Borrelly Jacques, Aazami Mathias Hossain
Medipole Gentilly-Saint Jacques, 54320 Maxeville, France.
Eur J Cardiothorac Surg. 2005 Nov;28(5):742-9. doi: 10.1016/j.ejcts.2005.08.017. Epub 2005 Oct 7.
The wisdom of surgery facing multiple and multi-focal ribs fractures (flail segment) remains controversial. By the present retrospective study, we sought to determine the advisability of surgery as well as the anatomical and biomechanical features of flail segment leading to secondary dislocation.
From 1970 to 2000, 127 patients underwent flail segment osteosynthesis. Clinical charts, operative reports and imaging data were reviewed retrospectively. Rib osteosynthesis was carried out with Judet staple and Kirschner wires until 1980, since then it has been undertaken with sliding-staples-struts. Postoperative chest X-ray was carried out to classify the flail segments into anterolateral and posterolateral types according to the location of anterior and posterior rib fractures. Each type was then divided into three subgroups of primary parietal, secondary parietal and retreat indications that were inferred retrospectively from final indications of rib osteosynthesis.
The mean age of patients (ranging in age from 20 to 84 years) was 56+/-14.4 years with a male predominance (108/19). Seventy percent of flail segments was considered as posterolateral. The mean number of rib fractures per patient was 6+/-0.35. Rib osteosynthesis was undertaken with sliding-staples-struts in 70% of patients. The overall hospital mortality was 16%; it was subsequently reduced to 8% since sliding-staples-struts were used. The mean duration of ventilation was reduced from 5.8+/-0.76 days to 2.98+/-0.83 days with sliding-staples-struts. Seventy-seven percent of patients with posterolateral flail segment and primary parietal indication were extubated within the first 48 h postoperatively, whereas 46% of patients from other subgroups required ventilation for more than 5 days. Similarly, 83% of patients of the former subgroup returned to full previous level of activity compared with a rate of 52% for the latter subgroups. The flail segments were dislocated superoposteriorly for both anterolateral and posterolateral types, evoking the action of anterior serratus muscle.

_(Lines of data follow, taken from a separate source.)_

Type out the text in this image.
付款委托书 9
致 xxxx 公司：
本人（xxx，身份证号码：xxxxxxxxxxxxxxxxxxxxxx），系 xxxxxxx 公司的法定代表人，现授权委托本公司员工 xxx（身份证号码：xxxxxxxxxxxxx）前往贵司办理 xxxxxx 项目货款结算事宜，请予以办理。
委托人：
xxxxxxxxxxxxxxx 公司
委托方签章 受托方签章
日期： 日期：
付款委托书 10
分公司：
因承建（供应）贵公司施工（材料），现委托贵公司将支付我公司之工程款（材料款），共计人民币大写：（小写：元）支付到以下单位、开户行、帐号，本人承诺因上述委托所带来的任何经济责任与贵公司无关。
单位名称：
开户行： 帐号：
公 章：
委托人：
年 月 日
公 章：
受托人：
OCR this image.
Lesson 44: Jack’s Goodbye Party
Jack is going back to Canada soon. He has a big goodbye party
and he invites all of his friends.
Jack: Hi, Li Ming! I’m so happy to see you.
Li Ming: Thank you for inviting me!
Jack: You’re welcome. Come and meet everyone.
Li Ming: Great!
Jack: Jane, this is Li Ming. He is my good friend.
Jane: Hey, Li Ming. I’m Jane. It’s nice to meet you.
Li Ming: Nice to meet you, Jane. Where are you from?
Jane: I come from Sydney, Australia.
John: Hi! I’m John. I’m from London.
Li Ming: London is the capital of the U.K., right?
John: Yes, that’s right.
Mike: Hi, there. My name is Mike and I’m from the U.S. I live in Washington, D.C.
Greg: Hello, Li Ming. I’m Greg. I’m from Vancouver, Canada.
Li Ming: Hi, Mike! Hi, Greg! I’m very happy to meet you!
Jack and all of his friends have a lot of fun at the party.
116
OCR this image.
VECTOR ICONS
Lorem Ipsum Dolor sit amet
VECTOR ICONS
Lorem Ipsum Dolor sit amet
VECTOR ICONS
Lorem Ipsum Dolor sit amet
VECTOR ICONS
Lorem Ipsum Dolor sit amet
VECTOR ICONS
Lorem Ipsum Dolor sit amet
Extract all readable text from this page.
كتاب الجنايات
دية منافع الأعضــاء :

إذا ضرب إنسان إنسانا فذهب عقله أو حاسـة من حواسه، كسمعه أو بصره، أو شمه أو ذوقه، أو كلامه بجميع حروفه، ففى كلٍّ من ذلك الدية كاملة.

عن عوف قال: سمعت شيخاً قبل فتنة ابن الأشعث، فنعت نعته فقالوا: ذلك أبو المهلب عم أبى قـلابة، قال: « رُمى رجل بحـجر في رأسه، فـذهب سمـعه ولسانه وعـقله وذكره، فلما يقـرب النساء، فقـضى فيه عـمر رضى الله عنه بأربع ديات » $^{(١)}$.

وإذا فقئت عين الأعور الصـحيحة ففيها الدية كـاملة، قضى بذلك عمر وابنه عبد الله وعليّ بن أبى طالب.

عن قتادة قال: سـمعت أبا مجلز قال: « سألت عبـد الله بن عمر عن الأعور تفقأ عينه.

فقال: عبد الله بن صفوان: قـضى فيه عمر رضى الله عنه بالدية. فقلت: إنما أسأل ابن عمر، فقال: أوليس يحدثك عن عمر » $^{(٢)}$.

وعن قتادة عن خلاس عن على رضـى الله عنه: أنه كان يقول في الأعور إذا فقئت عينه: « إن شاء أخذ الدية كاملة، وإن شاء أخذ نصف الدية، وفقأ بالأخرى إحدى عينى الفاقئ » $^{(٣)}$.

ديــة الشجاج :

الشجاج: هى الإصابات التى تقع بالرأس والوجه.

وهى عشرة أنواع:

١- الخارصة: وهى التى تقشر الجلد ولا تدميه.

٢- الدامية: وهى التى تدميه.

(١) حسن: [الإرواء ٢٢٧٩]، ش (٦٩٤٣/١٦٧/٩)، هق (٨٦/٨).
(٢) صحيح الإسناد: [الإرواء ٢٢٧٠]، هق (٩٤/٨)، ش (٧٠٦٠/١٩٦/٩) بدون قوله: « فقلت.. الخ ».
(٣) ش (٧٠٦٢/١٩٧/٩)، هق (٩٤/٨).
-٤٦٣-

The anterolateral and posterolateral flail segments are rendered susceptible to secondary dislocation through a complex set of factors, of which the action of anterior serratus muscle is obvious. Restoration of parietal mechanics by early surgical reduction/fixation is a reliable therapeutic option in selected patients and offers encouraging results.
对于多发性和多节段肋骨骨折(连枷胸段)的手术治疗的合理性仍存在争议。通过本回顾性研究,我们试图确定手术的可行性以及导致继发性脱位的连枷胸段的解剖学和生物力学特征。
1970 年至 2000 年期间,127 例患者接受了连枷胸段骨固定术。对临床病历、手术报告和影像学资料进行回顾性分析。1980 年以前,肋骨骨固定术采用 Judet 钉和克氏针进行,此后则采用滑动钉棒系统。术后通过胸部 X 光检查,根据前后肋骨骨折的位置将连枷胸段分为前外侧型和后外侧型。然后根据肋骨骨固定术的最终指征,将每种类型再分为原发性胸壁型、继发性胸壁型和退缩指征型三个亚组。
患者的平均年龄为 56±14.4 岁(年龄范围为 20 至 84 岁),男性占优势(108/19)。70%的连枷胸段被认为是后外侧型。每位患者肋骨骨折的平均数量为 6±0.35 根。70%的患者采用滑动钉棒系统进行肋骨骨固定术。总体医院死亡率为 16%;自采用滑动钉棒系统后,死亡率降至 8%。使用滑动钉棒系统后,平均通气时间从 5.8±0.76 天缩短至 2.98±0.83 天。后外侧连枷胸段且有原发性胸壁指征的患者中,77%在术后 48 小时内拔管,而其他亚组的患者中有 46%需要通气超过 5 天。同样,前一亚组 83%的患者恢复到了之前的完全活动水平,而后一亚组的这一比例为 52%。前外侧型和后外侧型连枷胸段均向后上方脱位,提示前锯肌的作用。
前外侧和后外侧连枷胸段由于一系列复杂因素而易于发生继发性脱位,其中前锯肌的作用较为明显。对于选定的患者,早期手术复位/固定以恢复胸壁力学是一种可靠的治疗选择,并能取得令人鼓舞的效果。